Após o terror e apesar da fome, crianças voltam a brincar num abrigo
Os apitos de apoio à vítima, para sinalizar uma situação de apuro em que não se possa gritar, transformaram-se num brinquedo para dezenas de crianças deslocadas de Palma, norte de Moçambique.
© Lusa
Mundo Moçambique
À mistura com gargalhadas de brincadeira, são um contraste com os tiroteios que as cerca de 200 pessoas que ali estão abrigadas viveram na última semana.
"A noite foi boa. É um sítio com segurança", diz Zíade Abdala, 25 anos, com o filho Shafi Abdla, dois anos, ao colo.
Foi assim que fugiram de Palma, com o resto da família, mas hoje a luta é bem diferente: Shafi quer estar na frente das crianças que tentam agarrar os brinquedos - bolas coloridas e outros adereços -, oferecidos pela organização não governamental (ONG) Save the Children.
Ronildo Paulo, ativista da ONG, ri-se, ao tentar colocar alguma ordem na distribuição dos brinquedos.
"Já testámos, eles gostam muito" do 'kit' que pretende tornar "cada criança feliz e dar apoio psicossocial".
O pavilhão continua a ser um campo de jogos, mas agora de crianças refugiadas da guerra, cujas famílias não têm ninguém para contactar em Pemba - e por isso dispõem de abrigo temporário em locais como este.
Nas bancadas, acumulam-se pessoas e seus utensílios, carregados durante a fuga de Palma: panos de capulana, baldes, sacos e mochilas.
"Estou bem, mas não tenho panela para cozinhar. E a criança está com fome", queixa-se Susana Inácio, 29 anos.
"Em Palma, [o cenário] está mal, há a Al-Shabab", nome que quer dizer "juventude" em árabe e que foi dado ao grupo insurgente, mas sem significar qualquer relação com o grupo terrorista da Somália com o mesmo nome.
Escapou com três filhos, mas o marido ainda espera uma forma de transporte para sair de Quitunda, a aldeia onde ainda há milhares a pedir ajuda para regressar, junto ao projeto de gás da Total.
"Estou sozinha, aqui em Pemba não conheço ninguém. Vou esperar o meu marido", diz, enquanto agarra um dos filhos, antes de atravessar o pavilhão a ritmo de passeio.

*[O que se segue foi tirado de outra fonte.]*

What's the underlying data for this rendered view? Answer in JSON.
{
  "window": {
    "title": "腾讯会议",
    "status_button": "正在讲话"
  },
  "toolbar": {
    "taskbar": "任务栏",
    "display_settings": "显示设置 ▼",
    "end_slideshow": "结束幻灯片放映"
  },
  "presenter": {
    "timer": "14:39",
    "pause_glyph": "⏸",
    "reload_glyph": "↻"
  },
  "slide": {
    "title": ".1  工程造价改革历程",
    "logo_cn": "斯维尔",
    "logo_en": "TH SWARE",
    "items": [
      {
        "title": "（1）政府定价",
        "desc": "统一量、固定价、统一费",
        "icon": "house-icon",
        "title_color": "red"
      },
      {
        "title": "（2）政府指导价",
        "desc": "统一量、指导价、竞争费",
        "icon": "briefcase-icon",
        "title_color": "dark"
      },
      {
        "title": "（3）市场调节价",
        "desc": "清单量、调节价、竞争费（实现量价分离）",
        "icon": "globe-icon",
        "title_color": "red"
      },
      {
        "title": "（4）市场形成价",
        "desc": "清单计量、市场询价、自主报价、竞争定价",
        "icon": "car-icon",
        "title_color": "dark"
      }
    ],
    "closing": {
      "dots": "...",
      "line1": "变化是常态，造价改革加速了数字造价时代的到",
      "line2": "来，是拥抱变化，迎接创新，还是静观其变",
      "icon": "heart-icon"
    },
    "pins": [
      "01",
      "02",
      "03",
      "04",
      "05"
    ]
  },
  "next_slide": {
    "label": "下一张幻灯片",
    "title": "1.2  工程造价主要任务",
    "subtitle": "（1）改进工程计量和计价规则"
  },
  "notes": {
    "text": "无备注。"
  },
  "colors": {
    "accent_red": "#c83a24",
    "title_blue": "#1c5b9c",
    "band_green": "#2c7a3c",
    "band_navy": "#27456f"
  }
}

Aproxima-se a hora de almoço, mas a refeição vai ser empurrada para mais tarde, porque dificilmente vai haver jantar, e assim é mais fácil gerir a fome no resto do dia, explica à Lusa, Manuel Nota, diretor da organização humanitária católica Cáritas, em Pemba.
"Hoje a Cáritas tem de confecionar alimentos para servir a cerca de 250 pessoas" à hora de almoço, ali no pavilhão, mas "não há jantar garantido", porque faltam voluntários para o confecionar.
"São poucos os que se entregam para ser voluntários", lamentou, esperando, no sábado, a ajuda de missionárias.
Como os deslocados a quem vai servir almoço beneficiaram de enlatados de manhã, "se a Cáritas puxar o almoço para as 14:00 [13:00 em Lisboa], com o que receberam de manhã, já dá para passar o dia".
"É um desafio", diz Manuel Nota, mas "pelo menos vamos garantir que as pessoas continuam de pé", conclui.